That’s probably enough for this time of the morning.  But we are afraid.  No matter our age or our station in life.  We tremble deep inside.  Every one of us.  On a regular basis. 

We suffer anguish over the things that wake us up at two in the morning.
We are distressed by the things that assault us throughout the day.
We are persecuted by those who resent or just don’t trust us.
We hunger for love and fulfillment and hope.
We are naked, when we come into this world and when we leave, and desperately try to clothe ourselves with artifice in between.
We bleed from the slings and arrows and don’t always see them coming.

OK, now that’s enough for this time of the morning.  Forgive me, I’m Irish, and I love  doing this.

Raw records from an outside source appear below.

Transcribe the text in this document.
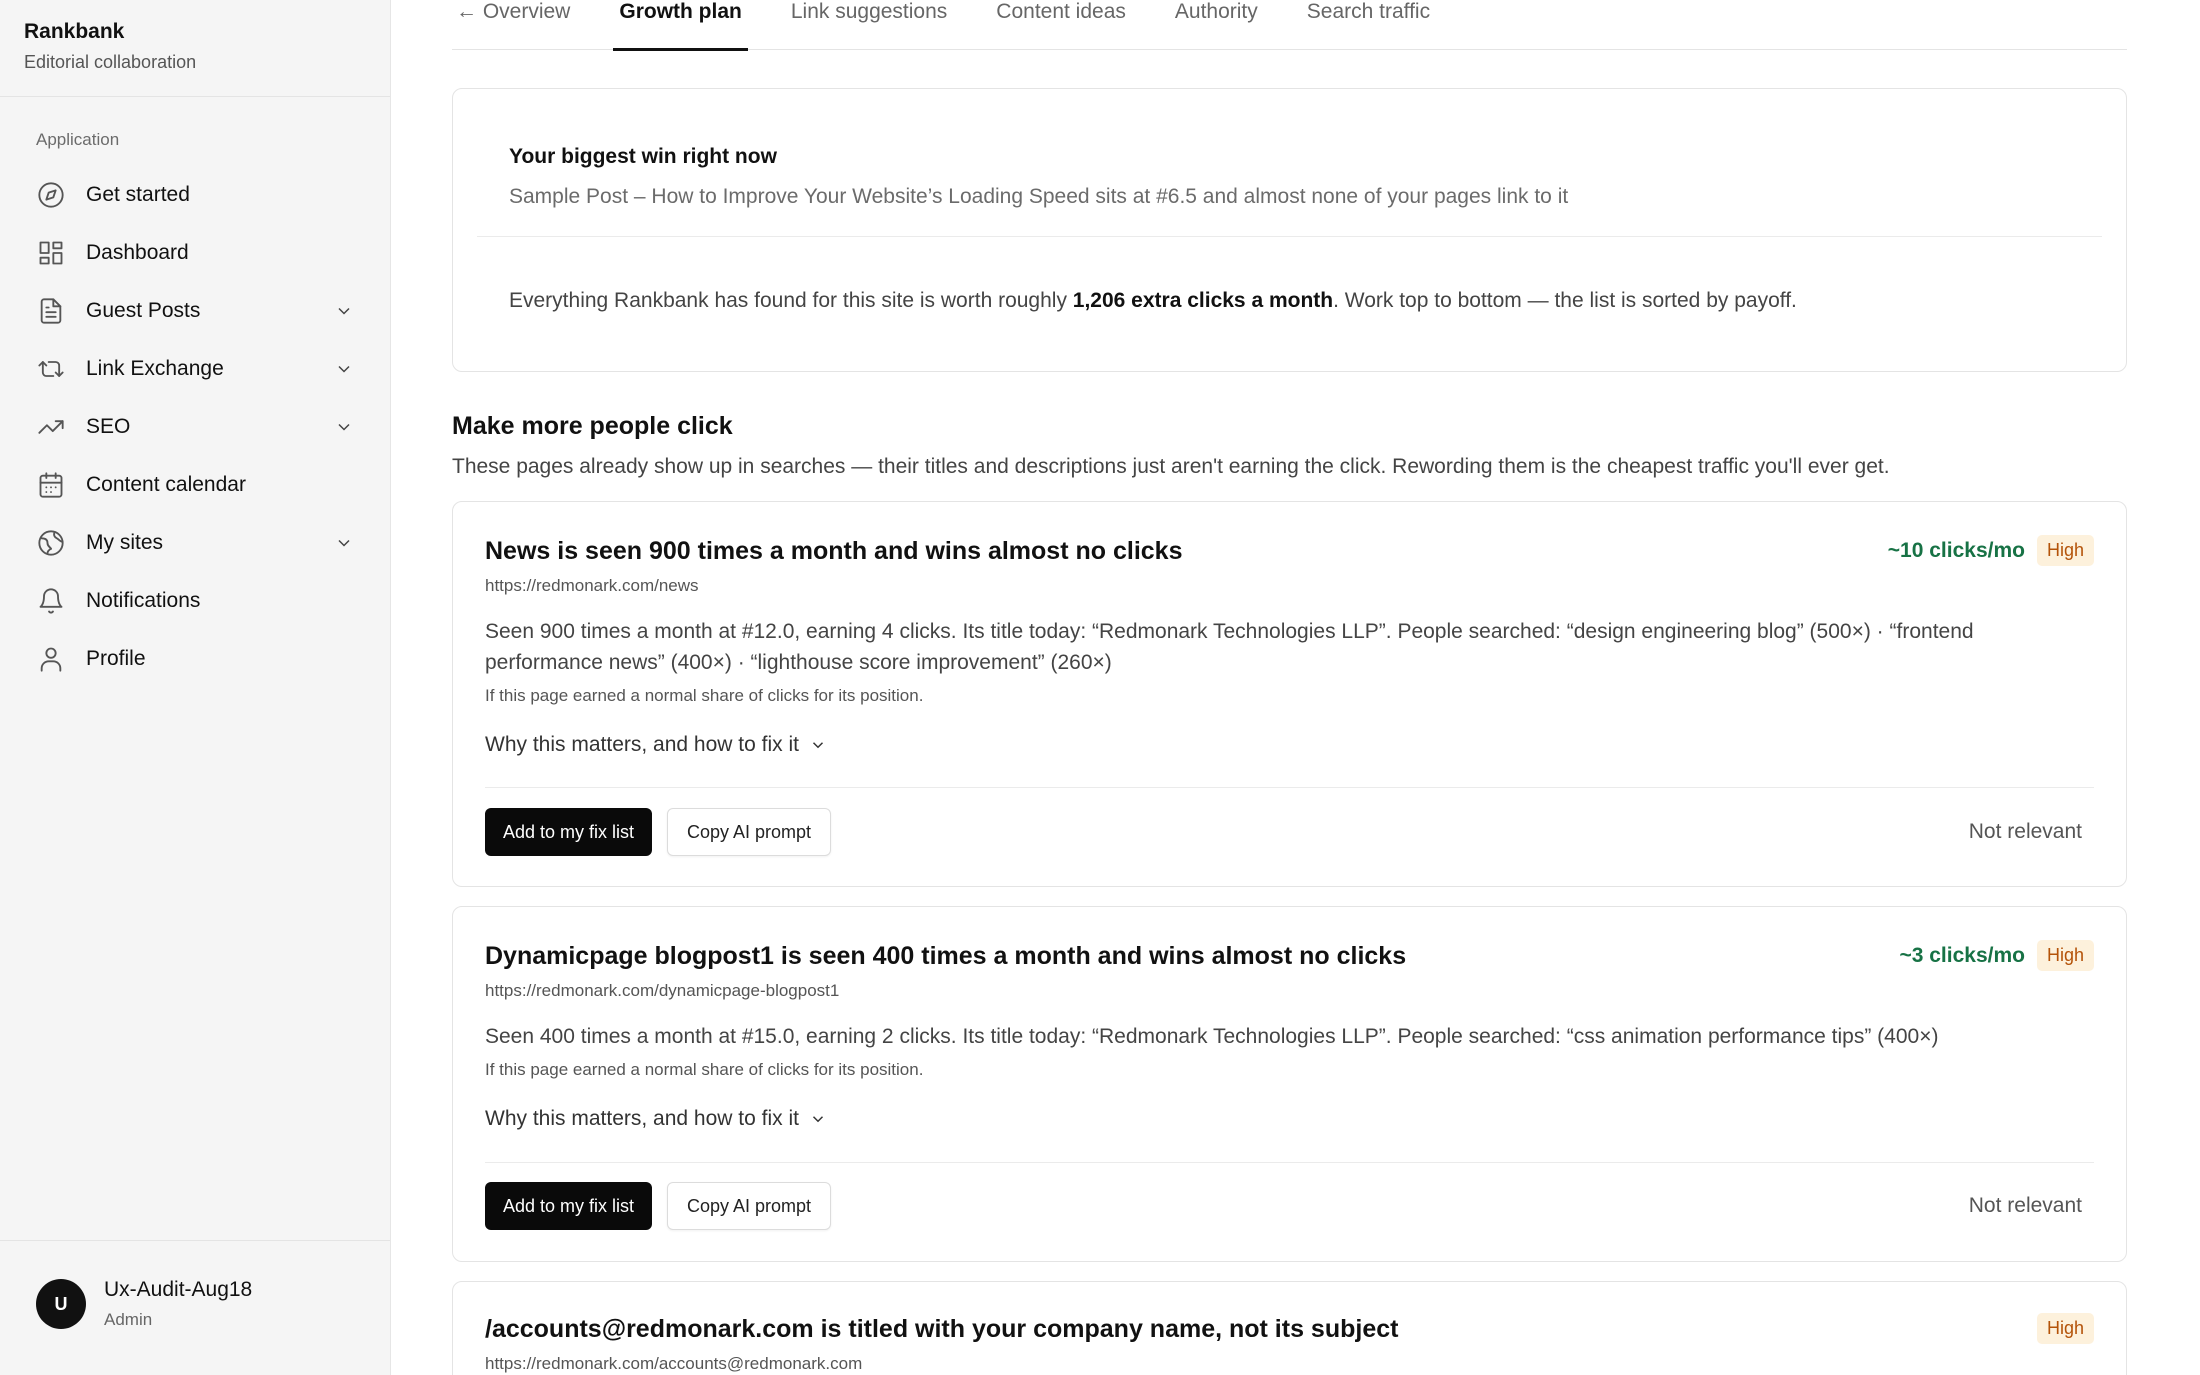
Rankbank
Editorial collaboration
Application
Get started
Dashboard
Guest Posts
Link Exchange
SEO
Content calendar
My sites
Notifications
Profile
U
Ux-Audit-Aug18
Admin
← Overview Growth plan Link suggestions Content ideas Authority Search traffic
Your biggest win right now
Sample Post – How to Improve Your Website’s Loading Speed sits at #6.5 and almost none of your pages link to it
Everything Rankbank has found for this site is worth roughly 1,206 extra clicks a month. Work top to bottom — the list is sorted by payoff.
Make more people click

These pages already show up in searches — their titles and descriptions just aren't earning the click. Rewording them is the cheapest traffic you'll ever get.

News is seen 900 times a month and wins almost no clicks	~10 clicks/mo	High
https://redmonark.com/news
Seen 900 times a month at #12.0, earning 4 clicks. Its title today: “Redmonark Technologies LLP”. People searched: “design engineering blog” (500×) · “frontend performance news” (400×) · “lighthouse score improvement” (260×)
If this page earned a normal share of clicks for its position.
Why this matters, and how to fix it
Add to my fix list	Copy AI prompt	Not relevant
Dynamicpage blogpost1 is seen 400 times a month and wins almost no clicks	~3 clicks/mo	High
https://redmonark.com/dynamicpage-blogpost1
Seen 400 times a month at #15.0, earning 2 clicks. Its title today: “Redmonark Technologies LLP”. People searched: “css animation performance tips” (400×)
If this page earned a normal share of clicks for its position.
Why this matters, and how to fix it
Add to my fix list	Copy AI prompt	Not relevant
/accounts@redmonark.com is titled with your company name, not its subject	High
https://redmonark.com/accounts@redmonark.com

But we fear.  Like the Mother of God.  We all know the first words of he Angel to Mary: "Hail, full of grace! The Lord is with you.”  But did you notice what his second words to her was?  “Be not afraid, Mary!”

Why?  Because she was scared half to death by an angel coming to tell her that she was to be the Mother of the Christ!  She was petrified, just as we are so often petrified in the face of the presence of God.

But, be not afraid!  For God smiles on us in our foolishness, like a knowing parent looking down at a three year old, and he loves us.

Loves us so much that he sends his Son.  Loves us so much that he wills him to carry our death down into the grave, rising triumphant (taking us with him) interceding at his father’s right hand for his friends, for his brothers.

For we are sisters and brothers of Christ and the daughter and sons of the Eternal Father, sealed with the Holy Spirit, made a Royal Priesthood by our Baptism, tasked with joining the fears and the joys, the hopes and failures of our lives with the perfect sacrifice offered on that Altar for our salvation.

So what have we to fear?  What can harm?

Nothing and No One.

Just listen to the angel, and be not afraid!